International Entrepreneurship
Is starting a business in Canada the same as starting one in Japan? And what happens when a startup tries to sell to both countries on Day One?
International Entrepreneurship (IE) is a unique domain that sits at the intersection of international business, entrepreneurship, and strategy. While mainstream entrepreneurship often focuses on domestic growth, IE focuses on cross-border and cross-cultural dimensions.
Defining the Field
According to the seminal definition by Oviatt and McDougall (2005):
"International entrepreneurship is the discovery, enactment, evaluation, and exploitation of opportunities—across national borders—to create future goods and services."
This definition moves beyond simple "exporting." It suggests that the opportunity itself is international in nature.
The Three Pillars of Research
To synthesize the historically fragmented landscape of International Entrepreneurship, Jones et al. (2011) conducted a comprehensive review of over 300 academic articles. Through this meta-analysis, they successfully mapped the boundaries of the field by identifying three distinct, foundational streams of research:
1. Entrepreneurial Internationalization (The Process)
This foundational stream fundamentally asks "How?" It is deeply concerned with the internal mechanics and strategic processes of a new venture going global. Researchers in this domain study the specific tactical pathways early-stage companies take to enter and survive in foreign markets. A major focus is placed on how resource-constrained founders leverage their personal and professional networks (social capital) and utilize dynamic organizational agility to rapidly bypass traditional, slow-moving corporate expansion models.
2. International Comparisons (The Context)
Focusing intensely on the macro-environment, this stream asks "Where?" It relies heavily on cross-country and cross-cultural comparisons. The primary objective here is to understand how the fundamental nature of entrepreneurship adapts, scales, or mutates when placed in different geopolitical contexts. For example, researchers might investigate complex behavioral questions like, "How does baseline risk-tolerance and the cultural stigma of failure differ between founders in the United States versus those in China?"
3. Comparative Entrepreneurial Internationalization (The Hybrid)
Serving as the synthesis of the first two pillars, this advanced stream compares the actual process of internationalization across differing cultural and economic landscapes. Heavily dominated by Institutional Theory and Human Capital frameworks, it asks multi-layered questions such as: "Do startups originating in developing economies internationalize at a faster or slower velocity than those in stable, developed nations, and what structural factors drive that variance?" Essentially, it explores how the local "rules of the game" change the way the global game is played.
Connection to "Born Globals"
International entrepreneurship is closely related to the concept of the Born Global Startup.

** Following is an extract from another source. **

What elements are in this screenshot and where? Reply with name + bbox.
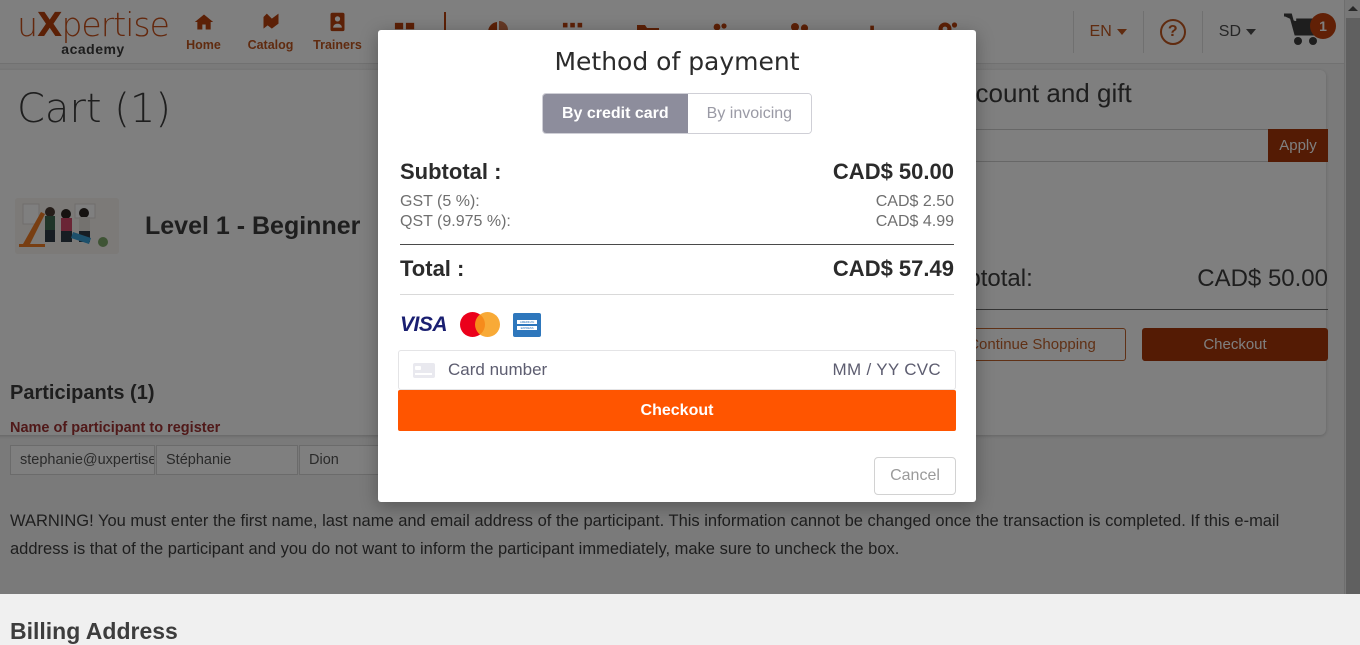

In traditional models, companies grew big at home before going abroad. In IE theory, ventures often start right from the beginning with a business model where suppliers and customers are not in the same country, bypassing the domestic stage entirely.
Related Theories
International growth is not just about geography; it is about navigating diverse institutional and cultural logics. These frameworks explore the complexity of the global startup journey:
1. Context & Geography
- Institutional Theory: The "rules of the game" that vary drastically between markets like Canada and Japan.
- Institutional Voids: Navigating the missing infrastructure in emerging global markets.
2. Speed & Strategy
- Born Globals: Why some startups skip the domestic stage entirely to win global market share.
- Real Options Theory: Treating international entry as a strategic "Call Option" on the future.
Internationalization: Definitions and Models | Internationalization Strategy Course
Published: September 2021 • Source: Consultport
This strategic lesson introduces the core definitions and operational models of firm internationalization—the systematic process by which an enterprise increases its cross-border activities and adapts its products or services to navigate varying foreign political, cultural, and consumer landscapes. The video identifies three fundamental entry paradigms: the Uppsala Model (or Stage Model), the Network Model, and the Born Global Model. Focusing heavily on the classic Uppsala Model, the lesson explains how firms systematically mitigate risk by expanding in gradual increments. This involves prioritizing markets with low psychic and geographic distance (such as adjacent countries with shared cultural or monetary norms) and transitioning sequentially from low-commitment domestic exporting to high-commitment foreign sales and manufacturing subsidiaries.
References
Oviatt, B. M., & McDougall, P. P. (2005). Defining international entrepreneurship and modeling the speed of internationalization. Entrepreneurship Theory and Practice, 29(5), 537-553.